NOW, THEREFORE, the Committee hereby amends the Plan as follows, subject to and effective as of the date of shareholder approval:

 

1. Section 4(b) of the Plan is amended to read as follows:

 

“(b) Plan Limitations. Subject to adjustment in accordance with the provisions of Sections 4(d) and 9, the total number of shares of Common Stock with respect to which Awards of Options, Restricted Shares and/or unrestricted Common Stock may be granted under this Plan may not exceed 16,000,000 shares.

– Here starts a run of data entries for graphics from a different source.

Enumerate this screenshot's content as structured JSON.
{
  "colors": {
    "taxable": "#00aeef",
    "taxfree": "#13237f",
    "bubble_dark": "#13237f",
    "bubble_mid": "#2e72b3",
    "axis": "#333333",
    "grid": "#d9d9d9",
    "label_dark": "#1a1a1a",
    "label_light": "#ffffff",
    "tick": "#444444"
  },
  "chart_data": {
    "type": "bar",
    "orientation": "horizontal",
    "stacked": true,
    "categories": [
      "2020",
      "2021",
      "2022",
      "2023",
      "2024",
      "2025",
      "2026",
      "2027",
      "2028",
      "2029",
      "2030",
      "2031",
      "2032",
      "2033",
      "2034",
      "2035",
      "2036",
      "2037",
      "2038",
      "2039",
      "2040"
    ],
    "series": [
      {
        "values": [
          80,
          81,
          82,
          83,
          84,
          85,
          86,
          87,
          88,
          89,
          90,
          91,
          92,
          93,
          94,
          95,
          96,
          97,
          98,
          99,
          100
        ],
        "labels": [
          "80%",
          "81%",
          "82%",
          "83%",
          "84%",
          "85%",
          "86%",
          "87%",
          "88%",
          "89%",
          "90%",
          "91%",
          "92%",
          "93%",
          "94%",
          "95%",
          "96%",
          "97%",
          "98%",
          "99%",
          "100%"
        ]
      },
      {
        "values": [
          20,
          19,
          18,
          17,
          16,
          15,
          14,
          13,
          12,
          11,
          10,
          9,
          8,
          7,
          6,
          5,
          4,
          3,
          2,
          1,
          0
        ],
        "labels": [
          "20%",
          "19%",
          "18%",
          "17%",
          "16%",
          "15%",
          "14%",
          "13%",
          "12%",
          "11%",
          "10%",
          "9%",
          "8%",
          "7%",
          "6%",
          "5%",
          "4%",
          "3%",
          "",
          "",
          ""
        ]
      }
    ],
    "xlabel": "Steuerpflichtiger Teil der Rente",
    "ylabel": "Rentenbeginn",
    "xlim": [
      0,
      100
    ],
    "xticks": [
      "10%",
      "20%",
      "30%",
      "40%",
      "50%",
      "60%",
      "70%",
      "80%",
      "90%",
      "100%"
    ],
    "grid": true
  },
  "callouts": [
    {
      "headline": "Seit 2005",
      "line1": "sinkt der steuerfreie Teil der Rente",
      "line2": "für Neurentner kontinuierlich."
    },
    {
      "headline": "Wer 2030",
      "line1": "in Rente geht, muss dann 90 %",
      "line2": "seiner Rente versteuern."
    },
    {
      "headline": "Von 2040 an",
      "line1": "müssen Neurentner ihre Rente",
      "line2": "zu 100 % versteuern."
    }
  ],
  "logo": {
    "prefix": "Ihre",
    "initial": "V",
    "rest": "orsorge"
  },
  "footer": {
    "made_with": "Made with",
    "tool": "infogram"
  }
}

2. Section 4(d) of the Plan is amended to read as follows:

 

“(d) Calculation Procedures. For purposes of calculating the total number of shares of Common Stock available under this Plan for grants of Awards, (i) the grant of an Award of Options, Restricted Shares or a Performance Award shall be deemed to be equal to the maximum number of shares of Common Stock which may be issued under the Award, (ii) the total number of shares of Common Stock with respect to which Awards may be granted under this Plan shall be increased by the number of Restricted Shares issued under this Plan pursuant to the 2003 Exchange Offer (as defined in Section 8(b)) in exchange for surrendered options that were granted under other option plans of the Company or its Subsidiaries; and (iii) subject to the provisions of Sections 4(b) and 4(c), there shall again be available for Awards under this Plan all of the following: (A) shares of Common Stock represented by Awards which have been cancelled, forfeited, surrendered or terminated or which expire unexercised (other than Restricted Shares granted in the 2003 Exchange Offer in exchange for surrendered options that were granted under other option plans of the Company or its Subsidiaries); (B) the excess portion of variable Awards which become fixed at less than their maximum limitations; and (C) the number of shares of Common Stock delivered in full or partial payment of the exercise price of any Option granted under this Plan; provided, however, that shares so delivered by an Employee in full or partial payment of the exercise of his/her Option shall not reduce the number of Options granted to the Employee in any Plan Year for purposes of Section 4(c)(i); and provided further that in no event shall the aggregate number of shares issued or delivered pursuant to the exercise of Incentive Stock Options exceed 16,000,000 shares.”

 

3. Section 8(b) of the Plan is amended to read as follows:

 

“(b) Awards Previously Granted. At any time and from time to time, the Committee may amend, modify or terminate any outstanding Award without approval of the Participant; provided, however, that such amendment, modification or termination shall not, without the Participant’s consent, reduce or diminish the value of such Award determined as if the Award had been vested, exercised, cashed in or otherwise settled on the later of the effective date or execution date of such amendment or termination; and provided further that, except as otherwise provided in Section 9 of this Plan or approved in advance by the Company’s shareholders, the term of an outstanding Option may not be extended, and the exercise price of an outstanding Option may not be reduced, directly or indirectly, whether through direct amendment to the exercise price, through cancellation and replacement of the Option, or otherwise. Notwithstanding the foregoing, the Company may effect a one-time exchange offer to be commenced in the discretion of the Company no sooner than May 6, 2003 and no later than the 2004 annual meeting of the Company’s shareholders, upon the terms and conditions described in the Company’s proxy statement for


the 2003 annual meeting of the Company’s shareholders and in a Schedule TO to be filed with the Securities and Exchange Commission on or about May 6, 2003, as the same may be amended (the “2003 Exchange Offer”).”